Reading Kierkegaard is like flying through heavy cloud. Every now and again there’s a break and you get a brief, brilliantly lit view of the ground, and then you’re back in the swirling grey mist again, with not a fucking clue where you are.
— David Lodge, Therapy
What on earth was he smoking while he was reading?
As I commented in the marathong com box Kierkegaard is the only philosopher I can read without getting a headache. I don’t find him hard to understand at all.

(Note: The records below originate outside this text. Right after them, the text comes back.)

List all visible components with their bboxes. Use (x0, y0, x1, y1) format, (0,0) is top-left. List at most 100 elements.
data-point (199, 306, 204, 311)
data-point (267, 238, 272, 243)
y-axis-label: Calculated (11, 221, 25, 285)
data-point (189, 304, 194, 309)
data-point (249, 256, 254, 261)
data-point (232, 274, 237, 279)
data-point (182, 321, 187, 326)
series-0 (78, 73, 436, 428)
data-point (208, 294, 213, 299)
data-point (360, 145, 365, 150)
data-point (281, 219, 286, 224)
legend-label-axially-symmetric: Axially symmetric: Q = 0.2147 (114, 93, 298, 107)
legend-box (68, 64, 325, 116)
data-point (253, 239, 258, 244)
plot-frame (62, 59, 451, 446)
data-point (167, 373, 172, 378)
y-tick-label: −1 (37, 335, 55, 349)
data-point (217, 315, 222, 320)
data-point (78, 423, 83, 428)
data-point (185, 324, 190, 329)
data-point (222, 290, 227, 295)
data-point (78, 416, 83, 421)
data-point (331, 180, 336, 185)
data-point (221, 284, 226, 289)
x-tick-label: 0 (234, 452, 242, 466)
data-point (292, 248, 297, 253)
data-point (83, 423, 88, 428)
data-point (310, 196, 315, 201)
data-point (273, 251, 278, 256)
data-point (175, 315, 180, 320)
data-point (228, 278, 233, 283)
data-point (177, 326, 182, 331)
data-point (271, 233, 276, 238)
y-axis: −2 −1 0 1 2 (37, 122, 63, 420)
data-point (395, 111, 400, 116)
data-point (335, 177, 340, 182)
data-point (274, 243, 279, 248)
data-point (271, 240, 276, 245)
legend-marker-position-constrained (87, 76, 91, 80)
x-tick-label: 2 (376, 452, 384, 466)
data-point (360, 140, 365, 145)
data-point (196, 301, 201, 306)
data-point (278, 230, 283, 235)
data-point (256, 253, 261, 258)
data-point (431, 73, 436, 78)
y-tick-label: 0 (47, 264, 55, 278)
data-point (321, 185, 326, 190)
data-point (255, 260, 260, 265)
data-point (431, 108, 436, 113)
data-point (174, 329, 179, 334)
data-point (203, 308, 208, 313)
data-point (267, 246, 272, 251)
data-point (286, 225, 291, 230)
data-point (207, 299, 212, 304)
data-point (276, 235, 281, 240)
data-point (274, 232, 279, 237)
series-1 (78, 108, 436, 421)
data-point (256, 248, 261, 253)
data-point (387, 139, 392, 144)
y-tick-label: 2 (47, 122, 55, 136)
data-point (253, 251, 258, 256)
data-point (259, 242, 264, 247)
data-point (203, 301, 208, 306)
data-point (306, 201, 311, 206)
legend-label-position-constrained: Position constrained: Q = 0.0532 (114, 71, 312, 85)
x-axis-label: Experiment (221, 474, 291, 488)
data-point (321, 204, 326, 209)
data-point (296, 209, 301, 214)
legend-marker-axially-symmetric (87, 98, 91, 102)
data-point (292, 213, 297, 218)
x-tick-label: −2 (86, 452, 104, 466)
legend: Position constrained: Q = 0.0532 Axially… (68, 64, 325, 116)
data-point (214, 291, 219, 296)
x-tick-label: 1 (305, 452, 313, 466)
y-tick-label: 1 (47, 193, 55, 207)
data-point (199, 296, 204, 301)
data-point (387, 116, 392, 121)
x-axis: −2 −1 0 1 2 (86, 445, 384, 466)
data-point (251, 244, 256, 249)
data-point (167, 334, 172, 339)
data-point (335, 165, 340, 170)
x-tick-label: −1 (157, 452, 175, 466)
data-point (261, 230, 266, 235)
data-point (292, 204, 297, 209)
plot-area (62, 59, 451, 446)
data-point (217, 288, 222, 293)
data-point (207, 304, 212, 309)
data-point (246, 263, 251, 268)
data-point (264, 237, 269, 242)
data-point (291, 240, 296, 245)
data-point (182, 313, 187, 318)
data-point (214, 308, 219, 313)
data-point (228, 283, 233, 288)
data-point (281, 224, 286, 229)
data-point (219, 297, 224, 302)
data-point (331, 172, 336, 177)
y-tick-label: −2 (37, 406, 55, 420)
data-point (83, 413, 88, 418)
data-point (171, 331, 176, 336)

I suppose it takes all kinds.
I don’t know, angelmeg. I love Kierkegaard, might even be considered a Kierkaholic by some, but this description does have a certain ring of truth for me. I guess it depends on which book we’re talking about. For example, The Concept of Dread and The Sickness Unto Death are both pretty dense and murkily abstract to me, albeit in an evocative way that keeps me reading, waiting for those moments of astonishing crystal clarity. Other of SK’s canon are more accessible, but they still are pretty slow reads for me, generally speaking. I think it took me about a year of reading one or two pages a day, maybe five or ten on a good day, to get through the Postscript. And anyone that followed our little reading club adventure through Stages could see the glacial pace at which we tore through that tome. On the other hand, the character in Lodge’s novel, from whose point of view, we get this observation, is a bit of a ditz — British sitcom writer who had to look up the word “angst” when someone used it in conversation, because he’d never heard it before. Which is what leads him to discover Kierkegaard and embark on this reading adventure.